Hurly hace girar el puro entre los dedos, lo huele, lo examina a la luz y asiente con la cabeza.
– Montecristo A -dice. También podría haberlo dicho con sólo mirar el cilindro metálico que contenía el habano y que todavía está en la bolsa.
– ¿Alguna vez le vendió ese tipo de cigarro, un Montecristo A, al acusado, Jonah Hale?
– Pues sí. Él generalmente los compraba por cajas, pero a veces también los compraba sueltos, en pequeños cilindros como éste -dice Hurly.
– ¿Se trata de un cigarro caro? -pregunta Ryan.
– Una caja de veinticinco le costaría a usted novecientos dólares fuera de Estados Unidos -dice Hurly-, pero… Bueno, aquí cuestan un poco más.
– ¿A qué se debe eso?
– A que pertenecen a mi reserva privada -dice Hurly-. Son difíciles de conseguir.
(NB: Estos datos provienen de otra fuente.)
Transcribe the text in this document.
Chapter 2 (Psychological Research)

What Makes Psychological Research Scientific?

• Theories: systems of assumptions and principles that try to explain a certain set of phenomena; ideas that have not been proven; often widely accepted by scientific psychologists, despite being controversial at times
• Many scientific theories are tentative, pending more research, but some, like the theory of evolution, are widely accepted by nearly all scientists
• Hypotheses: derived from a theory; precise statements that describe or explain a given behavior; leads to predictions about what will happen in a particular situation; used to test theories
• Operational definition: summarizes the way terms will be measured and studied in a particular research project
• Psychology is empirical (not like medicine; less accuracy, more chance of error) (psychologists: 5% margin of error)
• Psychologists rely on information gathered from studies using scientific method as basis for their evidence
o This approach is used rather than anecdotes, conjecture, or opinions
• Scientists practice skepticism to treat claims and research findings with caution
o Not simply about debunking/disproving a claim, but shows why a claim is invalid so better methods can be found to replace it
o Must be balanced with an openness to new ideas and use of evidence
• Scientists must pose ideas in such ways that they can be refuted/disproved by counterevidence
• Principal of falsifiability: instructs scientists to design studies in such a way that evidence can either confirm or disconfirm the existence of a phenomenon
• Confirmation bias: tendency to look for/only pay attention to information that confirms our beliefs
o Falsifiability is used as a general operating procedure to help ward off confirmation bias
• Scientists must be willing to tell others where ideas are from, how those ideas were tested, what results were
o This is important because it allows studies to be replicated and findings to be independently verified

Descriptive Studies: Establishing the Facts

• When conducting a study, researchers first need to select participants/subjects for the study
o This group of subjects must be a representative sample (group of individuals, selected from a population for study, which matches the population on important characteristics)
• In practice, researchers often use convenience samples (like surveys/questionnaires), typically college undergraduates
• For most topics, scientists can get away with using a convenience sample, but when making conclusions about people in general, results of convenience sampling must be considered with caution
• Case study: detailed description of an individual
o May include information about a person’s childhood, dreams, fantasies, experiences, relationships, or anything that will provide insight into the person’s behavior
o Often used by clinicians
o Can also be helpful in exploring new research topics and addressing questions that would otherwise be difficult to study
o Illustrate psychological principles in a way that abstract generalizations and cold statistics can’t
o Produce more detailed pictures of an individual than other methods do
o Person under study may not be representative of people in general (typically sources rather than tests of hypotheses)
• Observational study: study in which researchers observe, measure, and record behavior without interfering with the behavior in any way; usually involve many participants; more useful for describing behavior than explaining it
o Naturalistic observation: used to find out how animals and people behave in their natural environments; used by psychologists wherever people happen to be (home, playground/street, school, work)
– ¿No es cierto, señor Hurly, que esos cigarros se cultivan y fabrican en Cuba, y que según las especificaciones del embargo a Cuba es ilegal comprarlos o venderlos en este país?
– De eso no estoy seguro -dice él-. Muchos mayoristas dicen que los cigarros proceden de Cuba. Pero la mayoría de ellos son cultivados y fabricados en este país. Algunos, en la República Dominicana.
– Pero el que le vendió este cigarro en particular le dijo que estaba hecho en Cuba, ¿no?
– Los mayoristas de cigarros dicen muchas cosas que yo no siempre creo. La mitad de las cigarrerías de la ciudad dicen que tienen puros cubanos en la trastienda. No siempre es cierto.
– Pero a usted le dijeron que éstos estaban hechos en Cuba, ¿no?
– Eso me dijeron.
– ¿Por eso son tan caros?
– Bueno, se trata de un cigarro excelente -dice Hurly. Está mirando a Jonah, atrapado entre los cuernos de un dilema que tiene el fraude al consumidor en un pitón y a los agentes federales de aduanas en el otro. Sin duda, estos últimos no tardarán en ir a examinar las existencias privadas de Hurly en su trastienda, si es que antes él no ha enterrado o quemado sus cigarros de contrabando.
– ¿Cuántos de sus clientes compran esa clase de cigarro?